What the average Indian does feel however is interference in just about every area of life, even with actions as innocuous as reading a book or watching a film. Both are apparently extremely dangerous habits which can ruin your moral base and turn your moral compass completely off North. This is because books, paintings, films, music are all occupations which presumably have nothing to do with god or God or gods or goddesses even. They are the work of the devil or even worse, the work of atheists.
Yet I cannot remember the last time an atheist organisation threatened anyone with death or dismemberment or even eternal damnation for reading a book or singing a song or watching a film. Nor has there been sufficient evidence that people who believe (or claim to believe) in a deity are any less likely to fudge their taxes or kill or maim than those who do not.
Rather than fill them with compassion towards their less fortunate brethren, many religionists feel the need to sit on judgment. They want to change everyone else into an image of themselves. Unfortunately, that image is very often of an intolerant, bigoted, narrow-minded, ill-informed misery of a person. Instead of imposing their idea of what everyone else should do on everyone else, it might be time for many religious believers to rush to their individual and collective shrines and pray for some divine wisdom.

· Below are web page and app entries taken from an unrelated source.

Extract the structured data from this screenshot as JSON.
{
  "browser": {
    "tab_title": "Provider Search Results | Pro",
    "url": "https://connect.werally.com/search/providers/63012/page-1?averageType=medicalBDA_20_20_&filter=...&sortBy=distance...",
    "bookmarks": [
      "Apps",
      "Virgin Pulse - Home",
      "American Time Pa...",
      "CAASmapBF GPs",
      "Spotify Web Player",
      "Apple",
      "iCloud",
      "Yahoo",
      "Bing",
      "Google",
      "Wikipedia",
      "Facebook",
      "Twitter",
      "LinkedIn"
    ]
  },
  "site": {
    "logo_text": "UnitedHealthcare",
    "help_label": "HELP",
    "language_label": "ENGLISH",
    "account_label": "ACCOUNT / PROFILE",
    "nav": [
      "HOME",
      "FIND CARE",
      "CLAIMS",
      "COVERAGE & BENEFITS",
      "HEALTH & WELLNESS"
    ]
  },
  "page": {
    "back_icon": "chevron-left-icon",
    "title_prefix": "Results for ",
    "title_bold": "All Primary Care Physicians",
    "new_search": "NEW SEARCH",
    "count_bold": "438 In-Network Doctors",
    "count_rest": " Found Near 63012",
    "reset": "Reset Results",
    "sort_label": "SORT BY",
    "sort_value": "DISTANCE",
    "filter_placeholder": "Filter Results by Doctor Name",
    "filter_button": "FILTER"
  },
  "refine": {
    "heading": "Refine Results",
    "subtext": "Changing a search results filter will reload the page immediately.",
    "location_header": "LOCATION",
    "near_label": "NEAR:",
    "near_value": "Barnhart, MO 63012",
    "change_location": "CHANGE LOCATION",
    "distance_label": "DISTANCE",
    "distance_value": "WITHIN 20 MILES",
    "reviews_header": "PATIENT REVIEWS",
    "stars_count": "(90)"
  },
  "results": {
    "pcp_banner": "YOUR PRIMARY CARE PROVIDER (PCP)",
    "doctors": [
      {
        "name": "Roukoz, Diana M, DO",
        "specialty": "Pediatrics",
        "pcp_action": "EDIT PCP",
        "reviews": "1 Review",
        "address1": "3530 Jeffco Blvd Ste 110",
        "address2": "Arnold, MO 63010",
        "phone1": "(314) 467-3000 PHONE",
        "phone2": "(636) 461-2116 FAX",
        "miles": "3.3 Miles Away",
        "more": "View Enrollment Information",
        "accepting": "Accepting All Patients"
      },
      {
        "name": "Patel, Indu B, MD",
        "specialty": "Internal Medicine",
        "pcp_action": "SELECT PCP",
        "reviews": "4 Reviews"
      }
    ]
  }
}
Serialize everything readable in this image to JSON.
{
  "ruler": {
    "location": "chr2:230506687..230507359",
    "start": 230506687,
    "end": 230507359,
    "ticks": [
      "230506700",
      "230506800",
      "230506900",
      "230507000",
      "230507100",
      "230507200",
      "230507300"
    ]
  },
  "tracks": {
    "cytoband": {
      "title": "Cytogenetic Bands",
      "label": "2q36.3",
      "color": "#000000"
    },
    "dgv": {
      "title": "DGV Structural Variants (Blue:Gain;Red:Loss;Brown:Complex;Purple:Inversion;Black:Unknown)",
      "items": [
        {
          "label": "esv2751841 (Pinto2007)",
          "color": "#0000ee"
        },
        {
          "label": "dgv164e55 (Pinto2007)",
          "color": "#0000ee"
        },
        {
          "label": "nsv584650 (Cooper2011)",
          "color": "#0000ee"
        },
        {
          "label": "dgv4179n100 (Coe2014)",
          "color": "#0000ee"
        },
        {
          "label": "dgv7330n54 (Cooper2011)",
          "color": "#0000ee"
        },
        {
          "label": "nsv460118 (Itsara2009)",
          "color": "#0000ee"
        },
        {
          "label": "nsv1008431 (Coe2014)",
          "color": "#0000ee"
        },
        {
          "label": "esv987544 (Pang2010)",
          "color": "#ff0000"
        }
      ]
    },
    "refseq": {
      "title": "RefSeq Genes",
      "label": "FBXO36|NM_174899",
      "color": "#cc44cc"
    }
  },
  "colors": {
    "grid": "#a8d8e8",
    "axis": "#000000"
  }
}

Meanwhile, it is time for India to regain its promise to itself as a nation: that we are free to do what we like as long as it is within the bounds of an accepted (and discussed) framework of law. Besides, as humans, we all have a conscience and an understanding of an ethical code (as an aside, threatening violence over disagreement does not usually fit into that code). If you do not like a song, do not listen to it. To bring myself into this argument, I find many Hindi film songs vulgar and derivative. So I never listen to them. But how is it any of my business what the rest of you get up to with Fevicol or beedis and whatever else?
I would advise everyone to read as many books as possible if nothing else they may delight you and engender some ideas of a larger world in you. But certainly, if like so many book-burning clubs all over the world, you find books offensive please do not read them. But how is it your business what I read Through human history, there is no one strain of thought or form of belief which has remained constant: absolutes have come and gone and we the human race have remained. Ideas once held sacred have been challenged. Some have been forgotten while others have adapted and moved on.
No one any more believes that brothers and sisters should get married and rule the world and then get buried with their followers in marvellous giant four-sided pointy structures. But that doesn’t mean that the ancient Egyptian civilisation was not a wonderful aspect of human history. At the end of the day, though, right now we have chosen in India to operate as a democracy. Let’s give a little thought to how absolutely exhilarating that is, while you keep your religious morality to yourself.